The committee was told by Licensing Manager Debra Gilkison that PKC would need to hire more staff to process the expected volume of applications.
Fees are set for the licenses to cover the costs incurred by the council in providing these services. They vary from one municipality to another. Some councils will be able to manage licensing within their current membership. PKC is currently advertising for additional members of staff.
Gilkison told the committee that the council expected to receive up to 2,500 permit applications.
“We need to hire staff to cope with the volume of applications we expect to receive,” she said.
Fees vary depending on the size and type of rental – up to £1,600 for a three-year secondary rental license for accommodation of more than 11 people.
Strathallan Conservative adviser Keith Allan has expressed skepticism about monitoring temporary short-term rentals.
He said: “In our area we have a number of championship golf courses on several of our courses. And there’s a lot of canvassing going on for locals to rent their homes for Championship week.
“Do we expect people to apply for a license to rent their house for a week?”
Licensing manager Debra Gilkison said: “We expect people to ask for a temporary exemption for things like the Ryder Cup and all the big music festivals.

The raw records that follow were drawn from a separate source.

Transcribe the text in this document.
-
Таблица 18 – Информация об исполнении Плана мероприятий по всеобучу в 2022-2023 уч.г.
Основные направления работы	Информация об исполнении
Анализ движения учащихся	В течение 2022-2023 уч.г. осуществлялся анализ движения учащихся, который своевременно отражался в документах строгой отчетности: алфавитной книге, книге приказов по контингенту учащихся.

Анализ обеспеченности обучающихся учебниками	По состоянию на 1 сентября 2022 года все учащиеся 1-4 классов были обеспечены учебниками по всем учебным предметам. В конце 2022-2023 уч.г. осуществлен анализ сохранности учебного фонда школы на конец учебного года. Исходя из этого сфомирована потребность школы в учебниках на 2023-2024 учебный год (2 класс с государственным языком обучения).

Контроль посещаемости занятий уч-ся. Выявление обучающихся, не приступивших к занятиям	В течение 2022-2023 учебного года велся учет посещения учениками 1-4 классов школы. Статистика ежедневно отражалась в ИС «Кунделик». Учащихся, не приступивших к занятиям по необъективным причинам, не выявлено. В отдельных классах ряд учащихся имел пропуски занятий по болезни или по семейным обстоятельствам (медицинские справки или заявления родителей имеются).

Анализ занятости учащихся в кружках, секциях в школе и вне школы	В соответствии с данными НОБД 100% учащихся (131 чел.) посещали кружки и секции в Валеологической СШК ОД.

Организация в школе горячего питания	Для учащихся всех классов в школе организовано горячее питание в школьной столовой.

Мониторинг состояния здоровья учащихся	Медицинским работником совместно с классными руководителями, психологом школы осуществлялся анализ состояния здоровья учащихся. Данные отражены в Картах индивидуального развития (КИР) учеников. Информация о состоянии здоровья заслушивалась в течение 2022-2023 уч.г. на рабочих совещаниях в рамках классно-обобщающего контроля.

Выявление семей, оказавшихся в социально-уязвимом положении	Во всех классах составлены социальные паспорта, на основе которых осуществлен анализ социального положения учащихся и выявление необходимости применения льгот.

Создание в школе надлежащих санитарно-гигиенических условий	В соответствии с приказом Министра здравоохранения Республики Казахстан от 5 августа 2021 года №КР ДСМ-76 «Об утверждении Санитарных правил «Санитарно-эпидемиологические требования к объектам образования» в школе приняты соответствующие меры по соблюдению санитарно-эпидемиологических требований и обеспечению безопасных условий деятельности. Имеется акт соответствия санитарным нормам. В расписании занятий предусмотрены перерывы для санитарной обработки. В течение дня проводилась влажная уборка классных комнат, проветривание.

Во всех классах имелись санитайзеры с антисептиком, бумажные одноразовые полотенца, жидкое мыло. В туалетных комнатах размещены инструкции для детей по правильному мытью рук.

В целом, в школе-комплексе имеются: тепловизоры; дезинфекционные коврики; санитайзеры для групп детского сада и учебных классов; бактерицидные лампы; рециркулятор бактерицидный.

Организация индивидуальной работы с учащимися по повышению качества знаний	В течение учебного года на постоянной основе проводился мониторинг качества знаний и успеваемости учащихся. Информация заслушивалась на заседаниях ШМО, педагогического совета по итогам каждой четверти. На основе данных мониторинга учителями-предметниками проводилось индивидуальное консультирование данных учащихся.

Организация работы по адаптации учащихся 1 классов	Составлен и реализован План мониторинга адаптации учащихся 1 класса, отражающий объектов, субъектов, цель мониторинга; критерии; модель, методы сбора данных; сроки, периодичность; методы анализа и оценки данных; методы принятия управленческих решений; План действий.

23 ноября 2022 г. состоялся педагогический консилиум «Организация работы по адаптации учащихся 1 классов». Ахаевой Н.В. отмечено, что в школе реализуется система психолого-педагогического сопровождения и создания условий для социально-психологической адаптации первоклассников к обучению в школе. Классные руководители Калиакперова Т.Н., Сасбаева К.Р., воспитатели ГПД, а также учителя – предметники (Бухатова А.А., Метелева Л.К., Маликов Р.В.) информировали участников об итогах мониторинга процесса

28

“It would be a temporary exemption that they would have to apply for from October 1.”
Allan said: “Like I say, people are going house hunting. And there are also events where people trade houses for events. I just think it’s very, very hard for you to police.
Kinross-shire Liberal Democrat Councilor Willie Robertson sought assurances that the consultation would not be a ‘check mark exercise’ and would be ‘meaningful’ with feedback received during the consultation ‘taken seriously and policy could be modified in the light of the comments received”.
Gilkison said: “I can assure you that this consultation and all of the consultations we conduct are taken seriously. We seek feedback from the public, businesses, hosts and operators. All comments will be put in the report which is returned to the members so that they can take note of the comments and if they wish to update the policy taking into account any comments made which will be made during the next committee.
The recommendations put forward by council officers were unanimously approved by councilors on the licensing committee.
PKC’s Head of Legal and Governance Services will now conduct a public consultation on PKC’s draft Short Term Rental Policy Statement and Fee Schedule.
A report containing the final draft policy and fee schedule will be presented to the Licensing Committee before the program comes into effect on October 1, 2022.